Storicamente, l’Everest è sempre stato pericoloso. Dall’inizio dei tentativi seri nel 1927, in media muoiono circa quattro scalatori all’anno, pari a circa il 6% dei tentativi di scalata. Ma gli ultimi anni mostrano un preoccupante aumento, trainato dall’impennata del numero di permessi. Il Nepal ha rilasciato un record di 381 permessi in questa stagione, ciascuno al costo di 11.000 dollari, alimentando un’industria che vale milioni. La folla aumenta durante la ristretta finestra di maggio, creando ingorghi di persone sulle corde fisse e sulle creste strette come l’Hillary Step. I critici sostengono che gli scalatori inesperti, attirati da tour guidati che promettono gloria, esacerbano i rischi. Molti non hanno il rigoroso addestramento necessario per tali estremi, trasformando la montagna in una “trappola mortale”, come l’ha descritta uno sherpa veterano.

L’indignazione pubblica sta crescendo, con richieste al governo nepalese di intervenire, magari limitando i permessi, imponendo test di idoneità più severi o distribuendo le ascensioni tra le diverse località. Eppure, i funzionari minimizzano la crisi, insistendo sul fatto che le vittime erano semplicemente impreparate e che non sono previste restrizioni immediate. Questa posizione suscita l’ira degli ambientalisti e dei puristi dell’alpinismo, che avvertono che l’Everest sta diventando un cimitero. Oltre 300 corpi sono già disseminati sui suoi pendii, conservati come macabri monumenti a causa dell’incubo logistico del recupero. Gli sherpa, spesso non riconosciuti, che sopportano il peso del pericolo a causa dei magri salari, rischiano la vita in questi recuperi, evidenziando il pantano etico dell’alpinismo commerciale.

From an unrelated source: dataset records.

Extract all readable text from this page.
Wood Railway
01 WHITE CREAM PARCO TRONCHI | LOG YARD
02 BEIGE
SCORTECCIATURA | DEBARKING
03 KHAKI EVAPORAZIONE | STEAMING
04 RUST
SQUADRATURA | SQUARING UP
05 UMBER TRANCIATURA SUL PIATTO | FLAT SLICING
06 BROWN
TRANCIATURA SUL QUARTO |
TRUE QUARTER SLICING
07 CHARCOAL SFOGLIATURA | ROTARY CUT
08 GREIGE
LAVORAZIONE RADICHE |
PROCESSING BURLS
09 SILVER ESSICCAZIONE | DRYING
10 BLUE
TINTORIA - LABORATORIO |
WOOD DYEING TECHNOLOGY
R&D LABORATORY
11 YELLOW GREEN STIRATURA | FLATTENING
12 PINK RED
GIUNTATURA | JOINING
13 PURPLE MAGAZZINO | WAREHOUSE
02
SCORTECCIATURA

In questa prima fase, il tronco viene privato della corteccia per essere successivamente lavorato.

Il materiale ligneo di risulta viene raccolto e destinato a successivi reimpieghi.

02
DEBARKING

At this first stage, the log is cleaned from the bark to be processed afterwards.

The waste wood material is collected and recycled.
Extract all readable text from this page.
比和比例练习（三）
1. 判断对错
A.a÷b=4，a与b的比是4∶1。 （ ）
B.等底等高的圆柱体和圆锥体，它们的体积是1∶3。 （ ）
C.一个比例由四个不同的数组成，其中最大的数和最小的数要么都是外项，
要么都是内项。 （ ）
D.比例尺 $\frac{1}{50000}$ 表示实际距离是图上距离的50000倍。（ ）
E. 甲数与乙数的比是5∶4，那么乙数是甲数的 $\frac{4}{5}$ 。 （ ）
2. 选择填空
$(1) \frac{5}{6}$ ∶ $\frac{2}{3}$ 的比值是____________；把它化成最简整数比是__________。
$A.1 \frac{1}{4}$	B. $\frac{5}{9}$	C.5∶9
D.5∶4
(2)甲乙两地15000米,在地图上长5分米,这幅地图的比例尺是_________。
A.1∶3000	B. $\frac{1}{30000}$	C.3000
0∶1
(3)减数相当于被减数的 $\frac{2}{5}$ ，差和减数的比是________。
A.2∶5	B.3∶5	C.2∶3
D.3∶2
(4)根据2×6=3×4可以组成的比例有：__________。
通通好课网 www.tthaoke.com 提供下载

Questi eventi sottolineano temi più ampi del turismo d’avventura: lo scontro tra l’ambizione umana e i limiti della natura. Mentre sempre più persone inseguono l’obiettivo supremo, simboleggiato dal fascino dell’Everest, anche l’ecosistema della montagna ne soffre, con cumuli di rifiuti e rifiuti umani che ne deturpano le vette incontaminate. L’immagine di Saikaly e il recente video non sono solo immagini scioccanti; sono un campanello d’allarme. Umanizzano le statistiche, che mostrano il lato crudo e poco glamour di un’attività resa glamour da film e social media. In un’epoca in cui le vette su Instagram diventano virali, dobbiamo chiederci: ne vale la pena?

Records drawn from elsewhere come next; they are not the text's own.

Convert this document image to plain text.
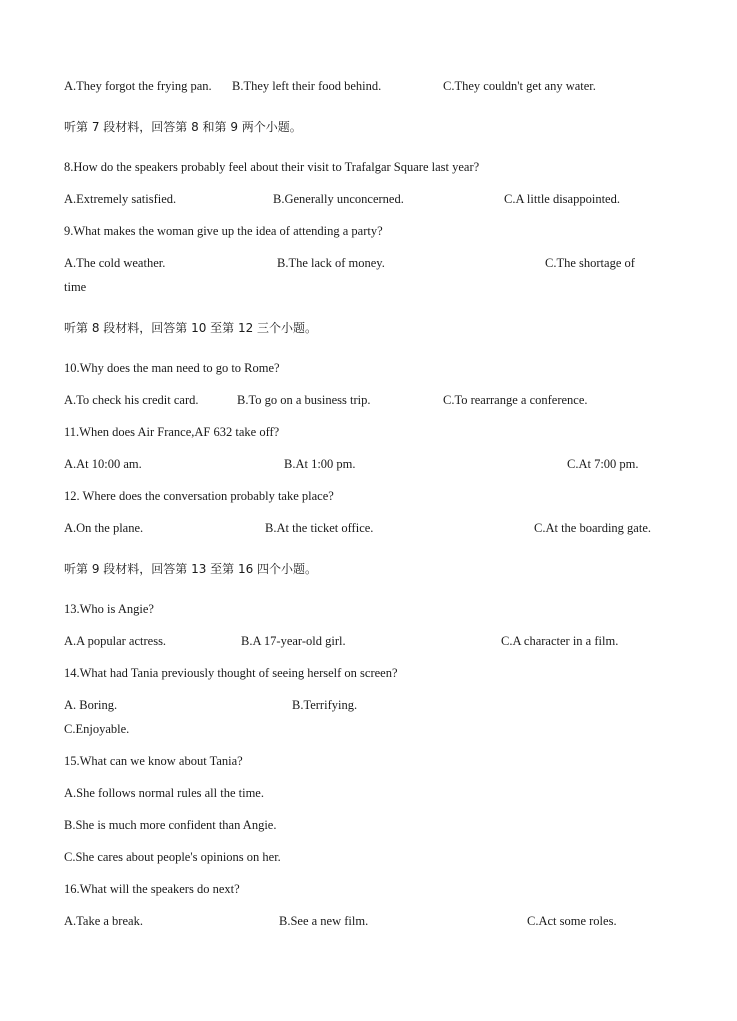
A.They forgot the frying pan. B.They left their food behind.	C.They couldn't get any water.
听第 7 段材料，回答第 8 和第 9 两个小题。
8.How do the speakers probably feel about their visit to Trafalgar Square last year?
A.Extremely satisfied.	B.Generally unconcerned.	C.A little disappointed.
9.What makes the woman give up the idea of attending a party?
A.The cold weather.	B.The lack of money.	C.The shortage of
time
听第 8 段材料，回答第 10 至第 12 三个小题。
10.Why does the man need to go to Rome?
A.To check his credit card.	B.To go on a business trip.	C.To rearrange a conference.
11.When does Air France,AF 632 take off?
A.At 10:00 am.	B.At 1:00 pm.	C.At 7:00 pm.
12. Where does the conversation probably take place?
A.On the plane.	B.At the ticket office.	C.At the boarding gate.
听第 9 段材料，回答第 13 至第 16 四个小题。
13.Who is Angie?
A.A popular actress.	B.A 17-year-old girl.	C.A character in a film.
14.What had Tania previously thought of seeing herself on screen?
A. Boring.	B.Terrifying.
C.Enjoyable.
15.What can we know about Tania?
A.She follows normal rules all the time.
B.She is much more confident than Angie.
C.She cares about people's opinions on her.
16.What will the speakers do next?
A.Take a break.	B.See a new film.	C.Act some roles.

Il cadavere congelato che striscia giù dall’Everest non è solo un’istantanea tragica; è uno specchio che riflette la nostra arroganza collettiva. Mentre ci meravigliamo della resilienza umana, dobbiamo anche piangere i sogni che periscono nel ghiaccio. Governi, scalatori e tour operator devono dare priorità alla sicurezza rispetto al profitto, magari attraverso normative sostenibili che onorino la sacralità della montagna. Per coloro che sono tentati dal richiamo dell’Everest, ricordate: la vera conquista non sta nel raggiungere la vetta, ma nel tornare vivi per apprezzare il viaggio. Speriamo che queste immagini inneschino un cambiamento prima che altre vite vadano perse sul tetto della morsa mortale del mondo.